Editor’s Letter: Colombia

Beyond Armed Actors, A Look at Civil Society

by | Aug 13, 2021

When I first started working on this ReVista issue on Colombia, I thought of dedicating it to the memory of someone who had died. Murdered newspaper editor Guillermo Cano had been my entrée into Colombia when I won an Inter American Press Association fellowship in 1977. Others—journalist Penny Lernoux and photographer Richard Cross—had also committed much of their lives to Colombia, although their untimely deaths were not a product of the country’s violence.

My mind kept flipping through the sad archive of those I had known, and then the losses of friends of friends. The toll increased with the recent bombing at the El Nogal social club. E-mails started pouring in, telling of the deaths of friends of friends and of the parents of schoolmates of friends’ children, the startled neighbors, the end of the feeling that Bogotá is one safe island in a sea of violence.

Then I caught myself. The sad news in the e-mails was a reality, but I had experienced Colombia in another way—as a vital country with a rich cultural life and a strong collective sense of collaboration. I lived in Bogotá for nine years in the 1970s and 1980s as a foreign correspondent. On arrival to Harvard in 1997, I found myself involved in a dynamic conference called “Law and Democracy in Colombia” organized by then-Nieman Fellow María Cristina Caballero and a group of committed Colombian students. That conference was the springboard for the Colombian Colloquium—an active network of students mainly from Harvard and MIT. Many of them have returned to Colombia to teach and work, but new ones take their place, inviting speakers, organizing events and thinking of how to find solutions for the problems in Colombia.

Call it civil society. I never really had a name for it until Theodore Macdonald, Rodrigo Villar, and Luis Fernando De Angulo decided to organize another conference “Beyond Armed Actors: Carving a Stronger Role for Civil Society in Colombia.” For three days in November 2002, I heard the stories of projects in the midst of war; I experienced the intense exchange of ideas and information between committed Colombians and Harvard faculty.

This issue of ReVista grew out of two civil society networks: the Colombian Colloquium and the group from the November conference. And a wonderful thing happened along the way. Looking for photographs, I stumbled across a website: www.fotografoscolombianos and made a plea for contributions. Soon, photographers—working for free and in arduous conditions—were sending me images to represent their country.
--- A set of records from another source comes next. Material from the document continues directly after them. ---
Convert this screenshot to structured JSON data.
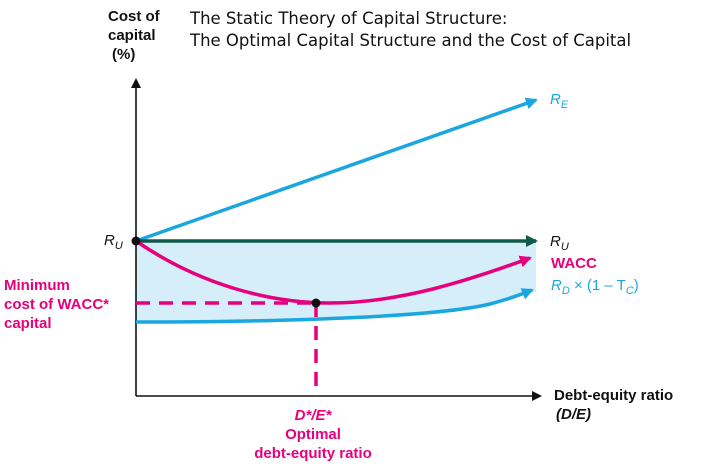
{
  "title": {
    "line1": "The Static Theory of Capital Structure:",
    "line2": "The Optimal Capital Structure and the Cost of Capital"
  },
  "y_axis": {
    "line1": "Cost of",
    "line2": "capital",
    "line3": "(%)"
  },
  "x_axis": {
    "line1": "Debt-equity ratio",
    "line2": "(D/E)"
  },
  "labels": {
    "ru_left": "R",
    "ru_left_sub": "U",
    "re": "R",
    "re_sub": "E",
    "ru_right": "R",
    "ru_right_sub": "U",
    "wacc": "WACC",
    "rd_main": "R",
    "rd_sub": "D",
    "rd_rest": " × (1 – T",
    "rd_tc_sub": "C",
    "rd_close": ")",
    "min_line1": "Minimum",
    "min_line2": "cost of WACC*",
    "min_line3": "capital",
    "opt_line1": "D*/E*",
    "opt_line2": "Optimal",
    "opt_line3": "debt-equity ratio"
  },
  "colors": {
    "re_line": "#1aa7e0",
    "ru_line": "#0f5a4a",
    "wacc_line": "#e6007e",
    "rd_line": "#1aa7e0",
    "shade": "#d6eefa",
    "axis": "#111111"
  }
}
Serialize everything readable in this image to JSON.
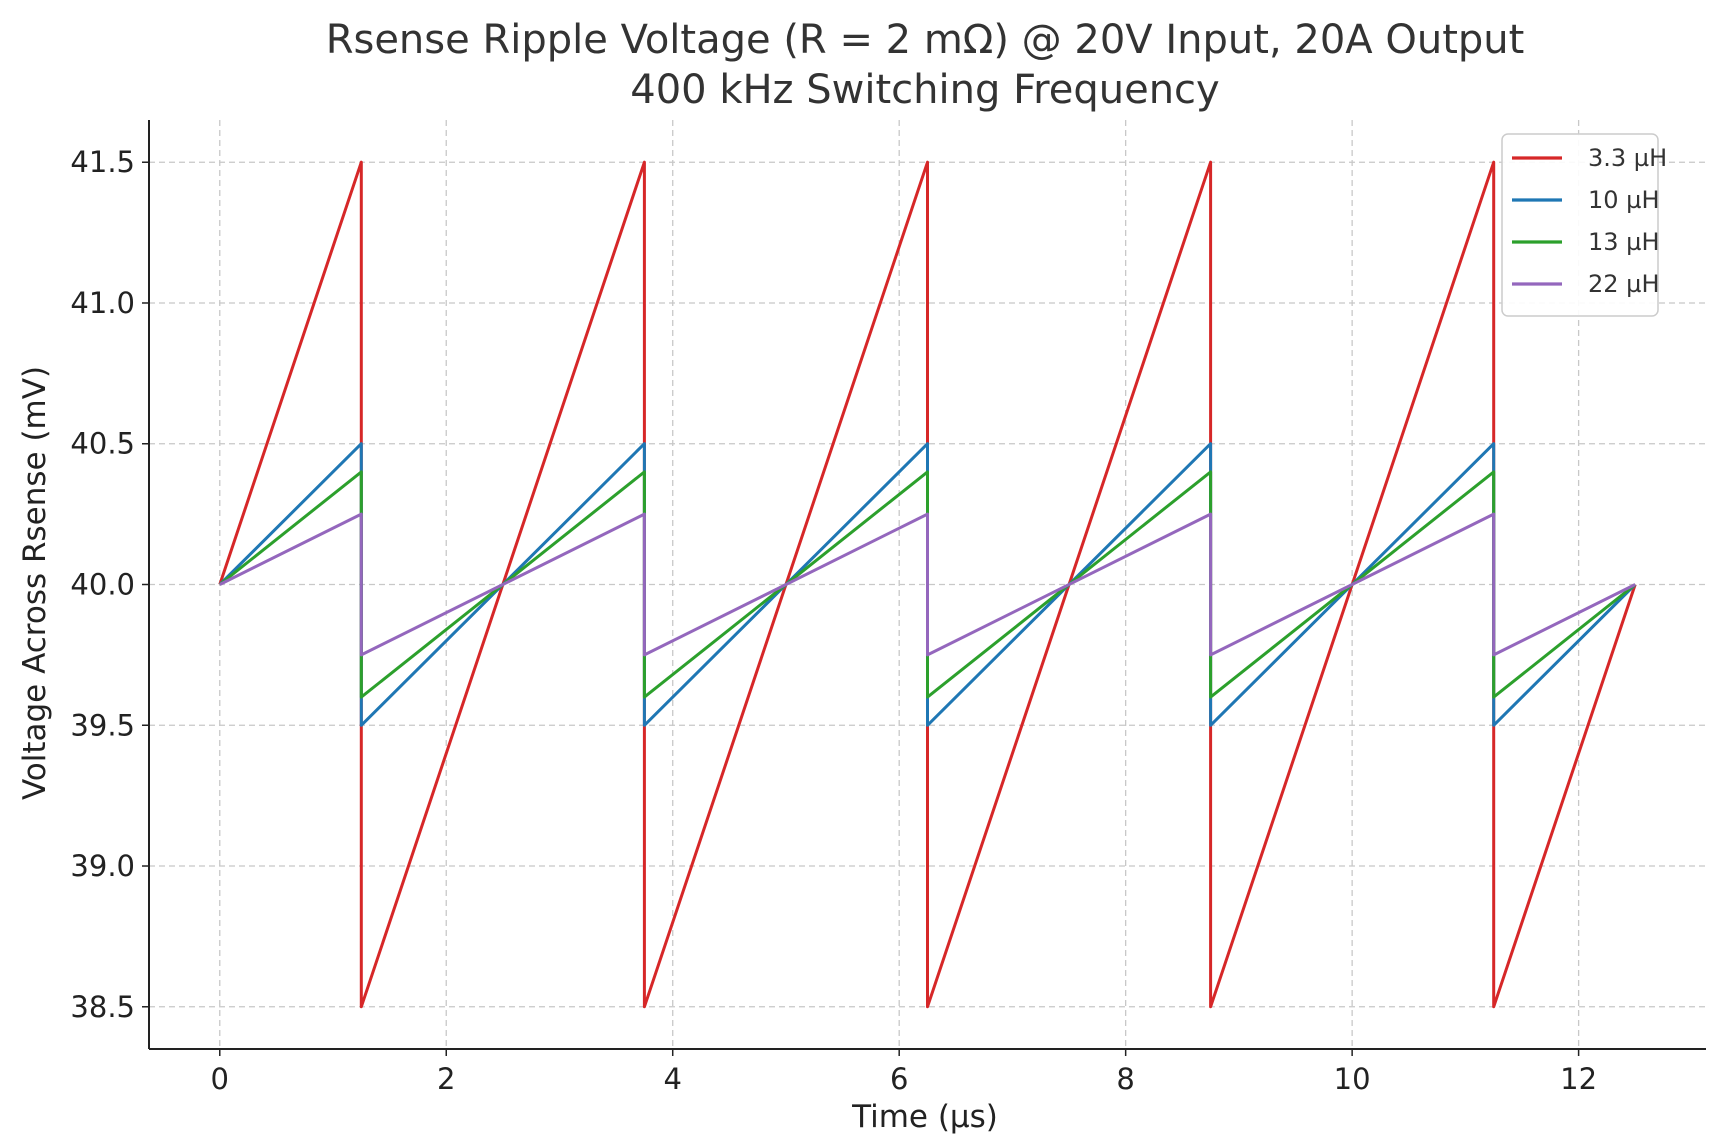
{
  "chart_data": {
    "type": "line",
    "title": "Rsense Ripple Voltage (R = 2 mΩ) @ 20V Input, 20A Output",
    "subtitle": "400 kHz Switching Frequency",
    "xlabel": "Time (µs)",
    "ylabel": "Voltage Across Rsense (mV)",
    "xlim": [
      -0.625,
      13.125
    ],
    "ylim": [
      38.35,
      41.65
    ],
    "xticks": [
      0,
      2,
      4,
      6,
      8,
      10,
      12
    ],
    "yticks": [
      38.5,
      39.0,
      39.5,
      40.0,
      40.5,
      41.0,
      41.5
    ],
    "ytick_labels": [
      "38.5",
      "39.0",
      "39.5",
      "40.0",
      "40.5",
      "41.0",
      "41.5"
    ],
    "grid": true,
    "legend_position": "top-right",
    "series": [
      {
        "name": "3.3 µH",
        "color": "#d62728",
        "x": [
          0,
          1.25,
          1.25,
          3.75,
          3.75,
          6.25,
          6.25,
          8.75,
          8.75,
          11.25,
          11.25,
          12.5
        ],
        "y": [
          40.0,
          41.5,
          38.5,
          41.5,
          38.5,
          41.5,
          38.5,
          41.5,
          38.5,
          41.5,
          38.5,
          40.0
        ]
      },
      {
        "name": "10 µH",
        "color": "#1f77b4",
        "x": [
          0,
          1.25,
          1.25,
          3.75,
          3.75,
          6.25,
          6.25,
          8.75,
          8.75,
          11.25,
          11.25,
          12.5
        ],
        "y": [
          40.0,
          40.5,
          39.5,
          40.5,
          39.5,
          40.5,
          39.5,
          40.5,
          39.5,
          40.5,
          39.5,
          40.0
        ]
      },
      {
        "name": "13 µH",
        "color": "#2ca02c",
        "x": [
          0,
          1.25,
          1.25,
          3.75,
          3.75,
          6.25,
          6.25,
          8.75,
          8.75,
          11.25,
          11.25,
          12.5
        ],
        "y": [
          40.0,
          40.4,
          39.6,
          40.4,
          39.6,
          40.4,
          39.6,
          40.4,
          39.6,
          40.4,
          39.6,
          40.0
        ]
      },
      {
        "name": "22 µH",
        "color": "#9467bd",
        "x": [
          0,
          1.25,
          1.25,
          3.75,
          3.75,
          6.25,
          6.25,
          8.75,
          8.75,
          11.25,
          11.25,
          12.5
        ],
        "y": [
          40.0,
          40.25,
          39.75,
          40.25,
          39.75,
          40.25,
          39.75,
          40.25,
          39.75,
          40.25,
          39.75,
          40.0
        ]
      }
    ]
  }
}
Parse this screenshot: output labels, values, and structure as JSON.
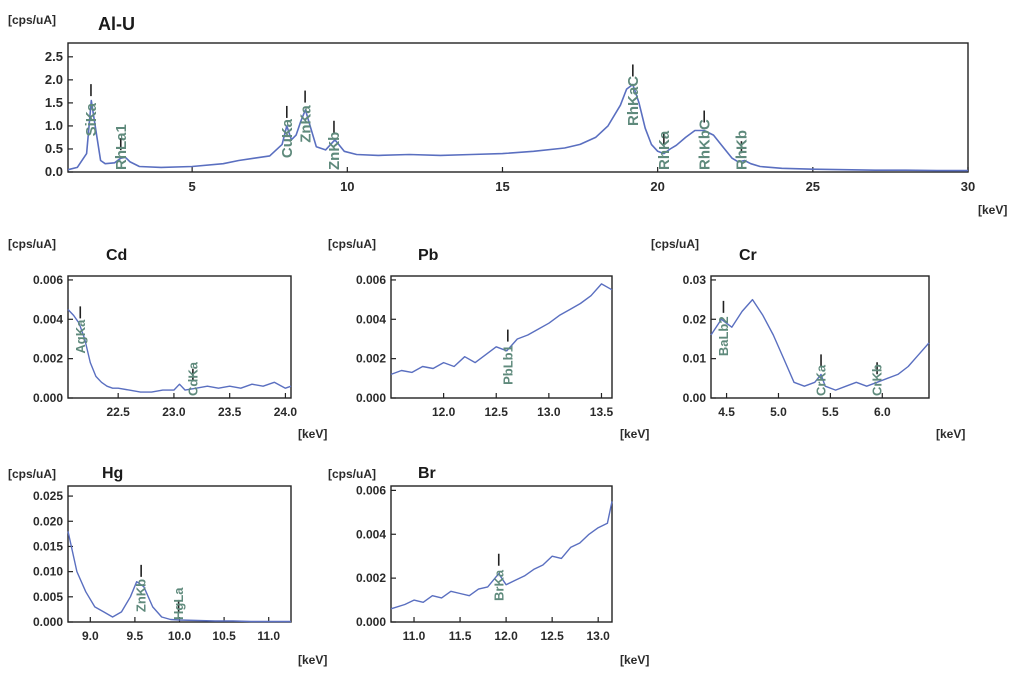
{
  "colors": {
    "trace": "#5a6fc0",
    "peak_label": "#5f8a7c",
    "frame": "#222222",
    "text": "#2a2a2a"
  },
  "chart_data": [
    {
      "id": "al-u",
      "type": "line",
      "title": "Al-U",
      "ylabel": "[cps/uA]",
      "xlabel": "[keV]",
      "xlim": [
        1.0,
        30.0
      ],
      "ylim": [
        0.0,
        2.8
      ],
      "xticks": [
        5,
        10,
        15,
        20,
        25,
        30
      ],
      "xtick_labels": [
        "5",
        "10",
        "15",
        "20",
        "25",
        "30"
      ],
      "yticks": [
        0.0,
        0.5,
        1.0,
        1.5,
        2.0,
        2.5
      ],
      "ytick_labels": [
        "0.0",
        "0.5",
        "1.0",
        "1.5",
        "2.0",
        "2.5"
      ],
      "series": [
        {
          "x": [
            1.0,
            1.3,
            1.6,
            1.75,
            1.9,
            2.05,
            2.2,
            2.5,
            2.7,
            2.85,
            3.0,
            3.3,
            4.0,
            5.0,
            6.0,
            6.5,
            7.0,
            7.5,
            7.9,
            8.05,
            8.2,
            8.35,
            8.5,
            8.65,
            8.8,
            9.0,
            9.3,
            9.6,
            9.9,
            10.3,
            11.0,
            12.0,
            13.0,
            14.0,
            15.0,
            16.0,
            17.0,
            17.5,
            18.0,
            18.4,
            18.8,
            19.0,
            19.2,
            19.4,
            19.6,
            19.8,
            20.0,
            20.2,
            20.4,
            20.6,
            20.9,
            21.2,
            21.5,
            21.8,
            22.1,
            22.4,
            22.6,
            22.8,
            23.0,
            23.3,
            24.0,
            25.0,
            26.0,
            27.0,
            28.0,
            29.0,
            30.0
          ],
          "y": [
            0.05,
            0.1,
            0.4,
            1.55,
            0.9,
            0.25,
            0.18,
            0.2,
            0.3,
            0.32,
            0.22,
            0.12,
            0.1,
            0.12,
            0.18,
            0.25,
            0.3,
            0.35,
            0.6,
            1.0,
            0.7,
            0.8,
            1.1,
            1.35,
            1.0,
            0.55,
            0.48,
            0.7,
            0.45,
            0.38,
            0.36,
            0.38,
            0.36,
            0.38,
            0.4,
            0.45,
            0.52,
            0.6,
            0.75,
            1.0,
            1.45,
            1.8,
            1.9,
            1.5,
            0.95,
            0.6,
            0.45,
            0.4,
            0.5,
            0.58,
            0.75,
            0.9,
            0.9,
            0.8,
            0.55,
            0.3,
            0.22,
            0.25,
            0.18,
            0.12,
            0.08,
            0.06,
            0.05,
            0.04,
            0.04,
            0.03,
            0.03
          ]
        }
      ],
      "peaks": [
        {
          "label": "SiKa",
          "x": 1.74
        },
        {
          "label": "RhLa1",
          "x": 2.7
        },
        {
          "label": "CuKa",
          "x": 8.05
        },
        {
          "label": "ZnKa",
          "x": 8.64
        },
        {
          "label": "ZnKb",
          "x": 9.57
        },
        {
          "label": "RhKaC",
          "x": 19.2
        },
        {
          "label": "RhKa",
          "x": 20.2
        },
        {
          "label": "RhKbC",
          "x": 21.5
        },
        {
          "label": "RhKb",
          "x": 22.7
        }
      ]
    },
    {
      "id": "cd",
      "type": "line",
      "title": "Cd",
      "ylabel": "[cps/uA]",
      "xlabel": "[keV]",
      "xlim": [
        22.05,
        24.05
      ],
      "ylim": [
        0.0,
        0.0062
      ],
      "xticks": [
        22.5,
        23.0,
        23.5,
        24.0
      ],
      "xtick_labels": [
        "22.5",
        "23.0",
        "23.5",
        "24.0"
      ],
      "yticks": [
        0.0,
        0.002,
        0.004,
        0.006
      ],
      "ytick_labels": [
        "0.000",
        "0.002",
        "0.004",
        "0.006"
      ],
      "series": [
        {
          "x": [
            22.05,
            22.1,
            22.15,
            22.2,
            22.25,
            22.3,
            22.35,
            22.4,
            22.45,
            22.5,
            22.6,
            22.7,
            22.8,
            22.9,
            23.0,
            23.05,
            23.1,
            23.2,
            23.3,
            23.4,
            23.5,
            23.6,
            23.7,
            23.8,
            23.9,
            24.0,
            24.05
          ],
          "y": [
            0.0045,
            0.0042,
            0.0038,
            0.003,
            0.0018,
            0.0011,
            0.0008,
            0.0006,
            0.0005,
            0.0005,
            0.0004,
            0.0003,
            0.0003,
            0.0004,
            0.0004,
            0.0007,
            0.0004,
            0.0005,
            0.0006,
            0.0005,
            0.0006,
            0.0005,
            0.0007,
            0.0006,
            0.0008,
            0.0005,
            0.0006
          ]
        }
      ],
      "peaks": [
        {
          "label": "AgKa",
          "x": 22.16
        },
        {
          "label": "CdKa",
          "x": 23.17
        }
      ]
    },
    {
      "id": "pb",
      "type": "line",
      "title": "Pb",
      "ylabel": "[cps/uA]",
      "xlabel": "[keV]",
      "xlim": [
        11.5,
        13.6
      ],
      "ylim": [
        0.0,
        0.0062
      ],
      "xticks": [
        12.0,
        12.5,
        13.0,
        13.5
      ],
      "xtick_labels": [
        "12.0",
        "12.5",
        "13.0",
        "13.5"
      ],
      "yticks": [
        0.0,
        0.002,
        0.004,
        0.006
      ],
      "ytick_labels": [
        "0.000",
        "0.002",
        "0.004",
        "0.006"
      ],
      "series": [
        {
          "x": [
            11.5,
            11.6,
            11.7,
            11.8,
            11.9,
            12.0,
            12.1,
            12.2,
            12.3,
            12.4,
            12.5,
            12.6,
            12.7,
            12.8,
            12.9,
            13.0,
            13.1,
            13.2,
            13.3,
            13.4,
            13.5,
            13.6
          ],
          "y": [
            0.0012,
            0.0014,
            0.0013,
            0.0016,
            0.0015,
            0.0018,
            0.0016,
            0.0021,
            0.0018,
            0.0022,
            0.0026,
            0.0024,
            0.003,
            0.0032,
            0.0035,
            0.0038,
            0.0042,
            0.0045,
            0.0048,
            0.0052,
            0.0058,
            0.0055
          ]
        }
      ],
      "peaks": [
        {
          "label": "PbLb1",
          "x": 12.61
        }
      ]
    },
    {
      "id": "cr",
      "type": "line",
      "title": "Cr",
      "ylabel": "[cps/uA]",
      "xlabel": "[keV]",
      "xlim": [
        4.35,
        6.45
      ],
      "ylim": [
        0.0,
        0.031
      ],
      "xticks": [
        4.5,
        5.0,
        5.5,
        6.0
      ],
      "xtick_labels": [
        "4.5",
        "5.0",
        "5.5",
        "6.0"
      ],
      "yticks": [
        0.0,
        0.01,
        0.02,
        0.03
      ],
      "ytick_labels": [
        "0.00",
        "0.01",
        "0.02",
        "0.03"
      ],
      "series": [
        {
          "x": [
            4.35,
            4.45,
            4.55,
            4.65,
            4.75,
            4.85,
            4.95,
            5.05,
            5.15,
            5.25,
            5.35,
            5.41,
            5.45,
            5.55,
            5.65,
            5.75,
            5.85,
            5.95,
            6.05,
            6.15,
            6.25,
            6.35,
            6.45
          ],
          "y": [
            0.016,
            0.02,
            0.018,
            0.022,
            0.025,
            0.021,
            0.016,
            0.01,
            0.004,
            0.003,
            0.004,
            0.006,
            0.003,
            0.002,
            0.003,
            0.004,
            0.003,
            0.004,
            0.005,
            0.006,
            0.008,
            0.011,
            0.014
          ]
        }
      ],
      "peaks": [
        {
          "label": "BaLb2",
          "x": 4.47
        },
        {
          "label": "CrKa",
          "x": 5.41
        },
        {
          "label": "CrKb",
          "x": 5.95
        }
      ]
    },
    {
      "id": "hg",
      "type": "line",
      "title": "Hg",
      "ylabel": "[cps/uA]",
      "xlabel": "[keV]",
      "xlim": [
        8.75,
        11.25
      ],
      "ylim": [
        0.0,
        0.027
      ],
      "xticks": [
        9.0,
        9.5,
        10.0,
        10.5,
        11.0
      ],
      "xtick_labels": [
        "9.0",
        "9.5",
        "10.0",
        "10.5",
        "11.0"
      ],
      "yticks": [
        0.0,
        0.005,
        0.01,
        0.015,
        0.02,
        0.025
      ],
      "ytick_labels": [
        "0.000",
        "0.005",
        "0.010",
        "0.015",
        "0.020",
        "0.025"
      ],
      "series": [
        {
          "x": [
            8.75,
            8.85,
            8.95,
            9.05,
            9.15,
            9.25,
            9.35,
            9.45,
            9.52,
            9.6,
            9.7,
            9.8,
            9.9,
            10.0,
            10.2,
            10.4,
            10.6,
            10.8,
            11.0,
            11.25
          ],
          "y": [
            0.018,
            0.01,
            0.006,
            0.003,
            0.002,
            0.001,
            0.002,
            0.005,
            0.008,
            0.007,
            0.003,
            0.001,
            0.0005,
            0.0004,
            0.0003,
            0.0002,
            0.0002,
            0.0001,
            0.0001,
            0.0001
          ]
        }
      ],
      "peaks": [
        {
          "label": "ZnKb",
          "x": 9.57
        },
        {
          "label": "HgLa",
          "x": 9.99
        }
      ]
    },
    {
      "id": "br",
      "type": "line",
      "title": "Br",
      "ylabel": "[cps/uA]",
      "xlabel": "[keV]",
      "xlim": [
        10.75,
        13.15
      ],
      "ylim": [
        0.0,
        0.0062
      ],
      "xticks": [
        11.0,
        11.5,
        12.0,
        12.5,
        13.0
      ],
      "xtick_labels": [
        "11.0",
        "11.5",
        "12.0",
        "12.5",
        "13.0"
      ],
      "yticks": [
        0.0,
        0.002,
        0.004,
        0.006
      ],
      "ytick_labels": [
        "0.000",
        "0.002",
        "0.004",
        "0.006"
      ],
      "series": [
        {
          "x": [
            10.75,
            10.9,
            11.0,
            11.1,
            11.2,
            11.3,
            11.4,
            11.5,
            11.6,
            11.7,
            11.8,
            11.92,
            12.0,
            12.1,
            12.2,
            12.3,
            12.4,
            12.5,
            12.6,
            12.7,
            12.8,
            12.9,
            13.0,
            13.1,
            13.15
          ],
          "y": [
            0.0006,
            0.0008,
            0.001,
            0.0009,
            0.0012,
            0.0011,
            0.0014,
            0.0013,
            0.0012,
            0.0015,
            0.0016,
            0.0022,
            0.0017,
            0.0019,
            0.0021,
            0.0024,
            0.0026,
            0.003,
            0.0029,
            0.0034,
            0.0036,
            0.004,
            0.0043,
            0.0045,
            0.0055
          ]
        }
      ],
      "peaks": [
        {
          "label": "BrKa",
          "x": 11.92
        }
      ]
    }
  ]
}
José Roca, Whitney-Lauder Curatorial Fellow at Institute of Contemporary Art, University of Pennsylvania, deserves special thanks for widening the network even further. As the word spread, this creative activity—accompanied by an urgent sense of solidarity—transformed these pages by presenting the visual as well as the verbal reality of Colombia. Colombian civil society—photographers, newspaper editors, archivists—responded to my quest for photos with an intensity I’d never experienced with any previous issue. As DRCLAS Director John Coatsworth points out in his provocative introduction to this issue, Colombia is not lacking in civil society.

The challenge is to harness it and carve out a stronger role for peace and social equity. Still, all that being said, I can’t resist dedicating this issue to someone: Ana Micaela Ortega Obregón, born September 16, 2002. I hope that she may grow up in a peaceful and socially equitable Colombian society; the society that the authors and photographers in this issue are struggling to create.